3. J.C. Goes To Hollywood
By vicus recirculation etc we went to another pub gig on a Monday night at the Hotel Hollywood or Hollywood Hotel, whose curved awning and somewhat art deco brick facade up in Foster Street Surrey hills has featured in rock videos. This is a regular gigue par les rues et par les (forget the last word, but it is by the streets and byways by the great Claude Debussy: Images For Orchestra), for James Ryan’s band The Lost Cosmonauts. The awning is curved and so is the little bar at which I sat, and at my end you can look out the open door and down the street which also curves away at the end at the Mabbot Street entrance to Nighttown. This is a nice little oddly shaped corner room with the band blowing straight at you while traffic lights change in the corner of your eye. Jane Irving was finishing her last night with the band before going off the new York and Paris. I really enjoyed her singing a lot. Her scatting reminded me of a verve LP I still have from the 1950s with the Metronome All Stars on one side and a session with Count basie, Ella Fitzgerald and Joe Williams on the other.

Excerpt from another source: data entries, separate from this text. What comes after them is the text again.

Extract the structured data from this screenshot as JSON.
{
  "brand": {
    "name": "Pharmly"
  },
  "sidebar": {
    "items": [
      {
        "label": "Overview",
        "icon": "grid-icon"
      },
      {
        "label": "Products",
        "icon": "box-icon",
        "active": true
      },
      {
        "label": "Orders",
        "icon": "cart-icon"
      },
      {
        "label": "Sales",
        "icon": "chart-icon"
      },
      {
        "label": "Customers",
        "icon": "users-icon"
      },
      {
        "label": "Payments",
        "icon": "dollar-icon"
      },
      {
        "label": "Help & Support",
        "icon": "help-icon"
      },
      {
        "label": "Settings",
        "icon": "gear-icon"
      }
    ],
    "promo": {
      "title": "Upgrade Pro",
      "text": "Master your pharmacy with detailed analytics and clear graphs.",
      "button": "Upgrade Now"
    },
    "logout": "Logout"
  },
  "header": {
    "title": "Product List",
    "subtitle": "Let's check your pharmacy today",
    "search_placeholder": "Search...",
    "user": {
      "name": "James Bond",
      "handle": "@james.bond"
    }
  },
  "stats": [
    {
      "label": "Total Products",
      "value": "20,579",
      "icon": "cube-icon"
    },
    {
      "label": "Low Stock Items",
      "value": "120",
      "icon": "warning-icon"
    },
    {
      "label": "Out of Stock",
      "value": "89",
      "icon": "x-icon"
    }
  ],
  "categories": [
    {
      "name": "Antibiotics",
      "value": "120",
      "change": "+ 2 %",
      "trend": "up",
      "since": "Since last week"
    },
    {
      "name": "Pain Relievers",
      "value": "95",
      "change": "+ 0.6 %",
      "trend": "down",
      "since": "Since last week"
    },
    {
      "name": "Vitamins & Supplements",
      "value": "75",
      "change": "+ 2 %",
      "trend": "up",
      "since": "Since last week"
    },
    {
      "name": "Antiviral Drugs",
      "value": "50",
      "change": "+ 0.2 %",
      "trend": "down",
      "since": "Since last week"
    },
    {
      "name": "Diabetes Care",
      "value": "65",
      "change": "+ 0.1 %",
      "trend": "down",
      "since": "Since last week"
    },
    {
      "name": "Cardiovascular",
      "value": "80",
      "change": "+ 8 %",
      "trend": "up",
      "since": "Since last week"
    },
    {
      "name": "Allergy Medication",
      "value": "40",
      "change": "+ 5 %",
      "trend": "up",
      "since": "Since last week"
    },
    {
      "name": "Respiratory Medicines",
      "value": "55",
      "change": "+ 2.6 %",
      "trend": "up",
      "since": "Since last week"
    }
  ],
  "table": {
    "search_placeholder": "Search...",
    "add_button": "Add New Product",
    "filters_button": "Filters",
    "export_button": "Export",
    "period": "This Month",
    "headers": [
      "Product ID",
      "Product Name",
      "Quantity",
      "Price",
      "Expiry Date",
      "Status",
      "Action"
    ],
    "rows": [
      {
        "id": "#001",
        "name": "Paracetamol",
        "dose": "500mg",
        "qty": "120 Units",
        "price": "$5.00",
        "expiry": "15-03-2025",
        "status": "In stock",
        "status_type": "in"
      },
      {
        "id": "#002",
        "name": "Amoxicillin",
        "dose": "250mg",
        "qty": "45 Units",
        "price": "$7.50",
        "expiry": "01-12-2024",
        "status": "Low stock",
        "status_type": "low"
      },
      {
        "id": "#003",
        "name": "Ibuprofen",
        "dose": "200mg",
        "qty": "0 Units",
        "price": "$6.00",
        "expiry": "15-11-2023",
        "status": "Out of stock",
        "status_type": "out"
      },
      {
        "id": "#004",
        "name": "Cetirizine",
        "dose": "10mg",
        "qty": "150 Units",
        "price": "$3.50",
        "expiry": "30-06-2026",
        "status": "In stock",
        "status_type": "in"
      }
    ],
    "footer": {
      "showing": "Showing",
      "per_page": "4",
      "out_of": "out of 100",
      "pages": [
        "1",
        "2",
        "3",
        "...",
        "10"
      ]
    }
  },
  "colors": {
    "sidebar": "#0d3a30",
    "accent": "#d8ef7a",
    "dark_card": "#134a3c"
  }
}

The band with Hugh Barrett on electric piano, Kevin Hailey on double bass, James Hauptmann on drums and the leader on tenor saxophone has the drive of a band that has played together for a while. They are all brilliant and flexible musicians, often heard in other contexts, but it is very good to hear how well they play the mainstream – with so much spirit and freshness. Hailey’s bass began one piece with a powerful invocation of charles Mingus. Through October they will be joined by the great Warwick Alder. Next month it will be Jeremy Borthwick and then Jason Morphett. You will like this little room, the friendliness, humour and atmosphere here; and you will like the music a great deal.
Ryan, who is a very fine and quite individual saxophonist, will also play with James Muller, James Hauptmann and Steve Hunter in a much more rock-influenced band called the Subterraneans on Thursdays through October at the well known Empire Hotel on the corner of Parramatta Road and Johnston Street, Annandale.